The University of Michigan Board of Regents is considering a $30 million commitment to Latin American agriculture with AMERRA Capital Management.
The endowment will decide whether to commit the funds to AMERRA Agri Fund III’s secured debt-focused strategy in Latin American agribusiness at a board meeting on 16 June.
The fund, which launched in 2015* and has raised $97 million to date according to SEC filings, is targeting $750 million. Investors include Maine Public Employees Retirement System and Texas Municipal Retirement System, according to PEI Research & Analytics.
A tightening credit environment and high barriers to entry in the agricultural sector favour AMERRA’s strategy, the board’s chief financial officer Kevin Hegarty wrote in a recommendation:
“Publicly available information on agriculture companies is limited, requiring deep networks to access deal flow and evaluate opportunities,” he wrote. “AMERRA has a deep understanding of the agribusiness and will directly … source deals through its extensive local network and on the ground presence.”
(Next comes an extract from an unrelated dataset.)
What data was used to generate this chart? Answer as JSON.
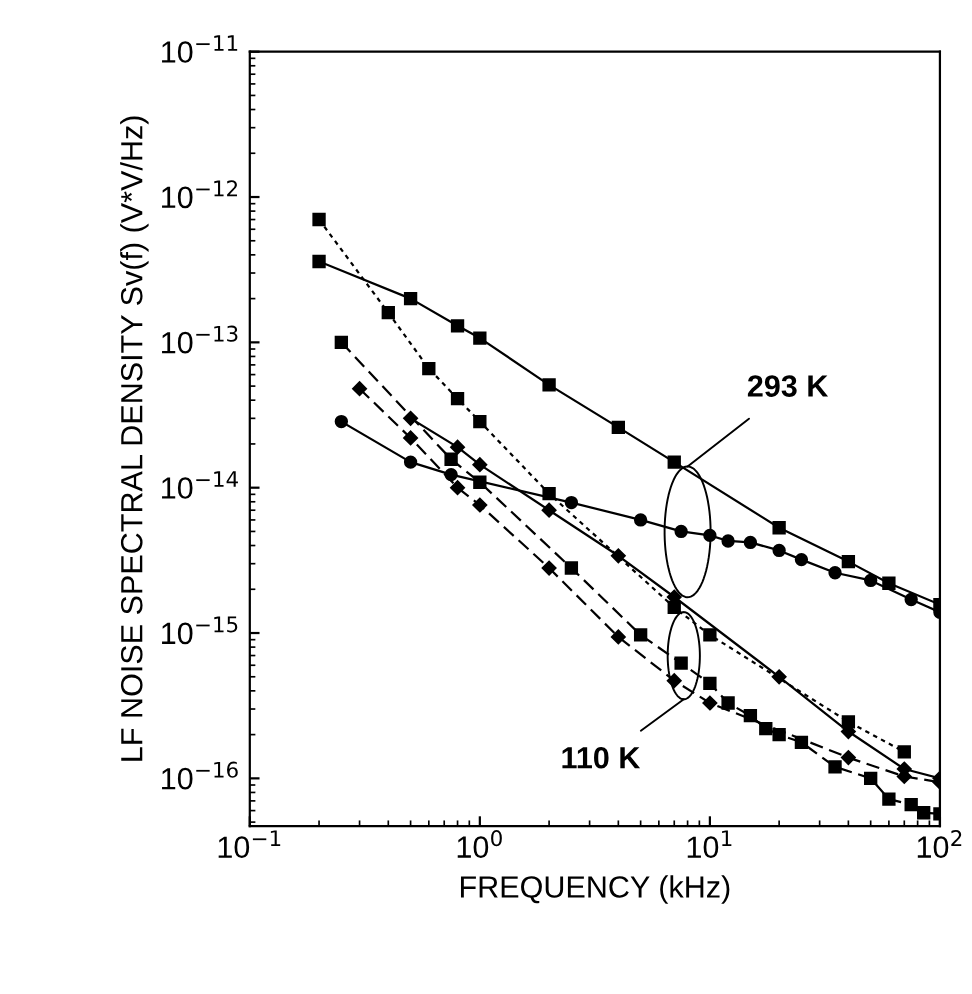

Agri Fund III specialises in senior-secured, fully collateralised high-yielding, low-duration agribusiness loans.
The firm’s Agri Fund III is primed to benefit as a source of capital as major banks lend less to comply with changes to risk-weighted capital requirements in the Basel III regulations, Hegarty wrote.
However, the firm has shown an increased interest in private equity acquisitions and geographic exposure beyond Latin America. It acquired European aquaculture company Andromeda Group for an undisclosed sum in May, and hired two private equity executives at the beginning of 2015; former J D Heiskell executive Robert Hodgen and aquaculture investor Thor Talseth.
The University of Michigan endowment had $10 billion in 2015. It invests in alternative assets including private equity, real estate, and infrastructure, with current commitments to more than 200 private equity funds, according to PEI Research & Analytics.
AMERRA was launched as a joint venture between investment manager M D Sass and Macquarie Financial Strategies in 2009 to provide financing to agriculture and metal companies in the Americas. It has $1.5 billion assets under management.
The firm did had plans to launch a pure equity agri-focused fund, as reported by Agri Investor in 2015. However, AMERRA representatives have declined to comment on whether a launch is imminent, citing SEC regulations prohibiting marketing of funds.
This article has been corrected. It originally said that Fund III was launched in 2014. The fund was launched in 2015.